Ärztebewertung im Internet: Portalbetreiber muss genaue Prüfung des Behandlungskontakts veranlassen.

Erfolgreich setzte sich ein Arzt für Psychotherapie und Psychiatrie gegen eine Bewertung in einem Online-Portal zur Wehr. Während die Klage in erster Instanz noch abgewiesen worden war, kam es in zweiter Instanz vor dem Oberlandesgericht Stuttgart (Urt. v. 22.5.2019, Az: 4 U 47/19) zu einem Anerkenntnisurteil zugunsten des Arztes. Nach Ansicht des Oberlandesgerichts hatte das Landgericht den Umfang der Prüfpflichten des Portalbetreibers nicht zutreffend bestimmt.

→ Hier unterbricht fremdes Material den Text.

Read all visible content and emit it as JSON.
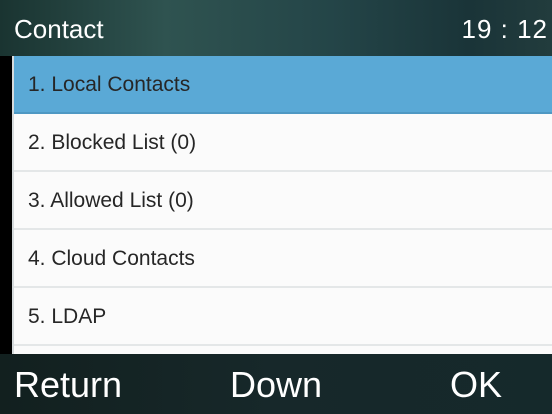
{
  "header": {
    "title": "Contact",
    "time": "19 : 12"
  },
  "menu": {
    "selected_index": 0,
    "items": [
      {
        "label": "1. Local Contacts"
      },
      {
        "label": "2. Blocked List (0)"
      },
      {
        "label": "3. Allowed List (0)"
      },
      {
        "label": "4. Cloud Contacts"
      },
      {
        "label": "5. LDAP"
      }
    ]
  },
  "softkeys": {
    "left": "Return",
    "middle": "Down",
    "right": "OK"
  },
  "colors": {
    "selection": "#5aa9d6",
    "list_background": "#fbfbfb",
    "header_background": "#2f5350",
    "softkey_background": "#17282a"
  }
}
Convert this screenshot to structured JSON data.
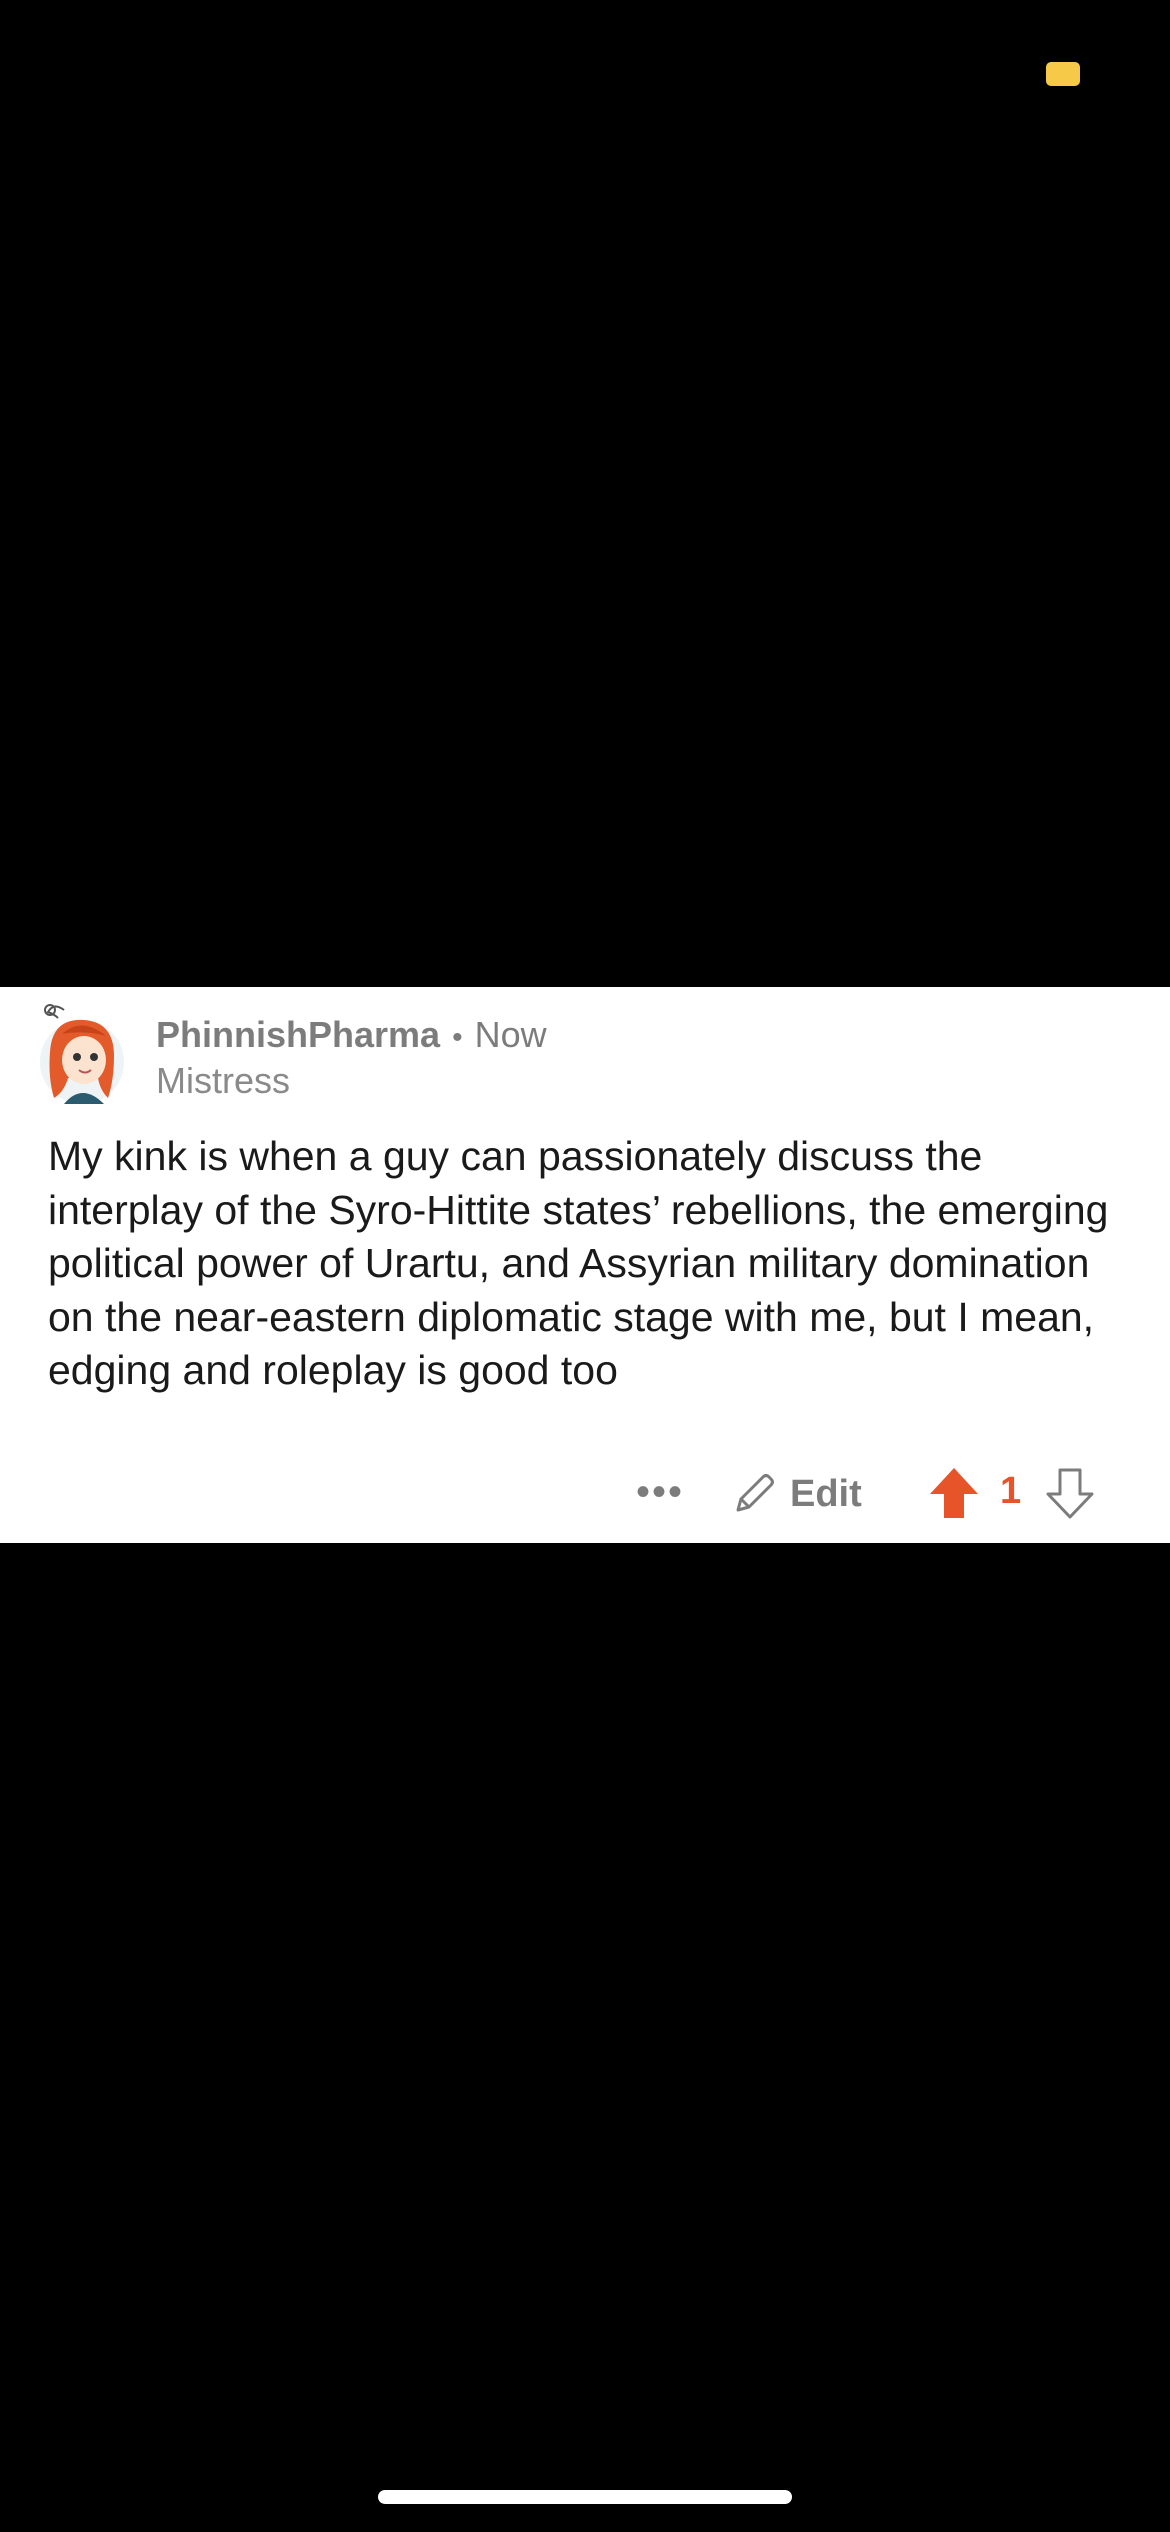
{
  "comment": {
    "username": "PhinnishPharma",
    "separator": "•",
    "time": "Now",
    "flair": "Mistress",
    "body": "My kink is when a guy can passionately discuss the interplay of the Syro-Hittite states’ rebellions, the emerging political power of Urartu, and Assyrian military domination on the near-eastern diplomatic stage with me, but I mean, edging and roleplay is good too"
  },
  "actions": {
    "more_label": "•••",
    "edit_label": "Edit",
    "vote_count": "1"
  },
  "colors": {
    "upvote_active": "#e8542a",
    "status_indicator": "#f7c948",
    "meta_text": "#7c7c7c"
  },
  "icons": {
    "avatar": "redhead-avatar-icon",
    "edit": "pencil-icon",
    "upvote": "arrow-up-icon",
    "downvote": "arrow-down-icon"
  }
}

In der Bewertung, die zum Zeitpunkt der Klageerhebung schon rund fünf Jahre alt war, wurde dem Arzt unter anderem vorgeworfen, nicht „patiententauglich“ zu sein und ohne nähere Prüfung Medikamente zu verschreiben. Dazu verteilte der Bewerter unterdurchschnittlich schlechte Noten. Wer sich hinter der Bewertung verbarg, war dem Kläger nicht bekannt, da die Bewertungen anonym abgegeben werden und der Portalbetreiber die Anonymität auch nicht aufheben darf. Der Kläger bestritt, dass es sich überhaupt um einen seiner Patienten gehandelt habe. Daher habe es schon an der Grundlage für eine Bewertung einer Behandlung gefehlt.

Im Zuge des Prüfprozesses, den das Online-Portal auf die Löschungsaufforderung hin einleiten muss, hatte sich der Verfasser mit einer Stellungnahme bei dem Portalbetreiber gemeldet. Diese Stellungnahme war allerdings unergiebig, da der Verfassung nicht alle Fragen beantwortet hatte. Nach Ansicht des OLG Stuttgart hätte der Portalbetreiber dann nachfassen müssen. Insofern reiche es nicht, dass der Portalbetreiber den Verfasser zwar zur Überlassung von verschiedenen Unterlagen aufgefordert hatte, sich dann aber mit der nicht vollständigen Auskunft des Verfassers zufriedengab, ohne nochmals nachzuhaken.

Dass die Bewertung schon viele Jahre online und der Behandlungskontakt nicht geklärt war, könne außerdem, so der Senat in der mündlichen Verhandlung, zu einem abgeschwächten Interesse an der Veröffentlichung der negativen Bewertung führen.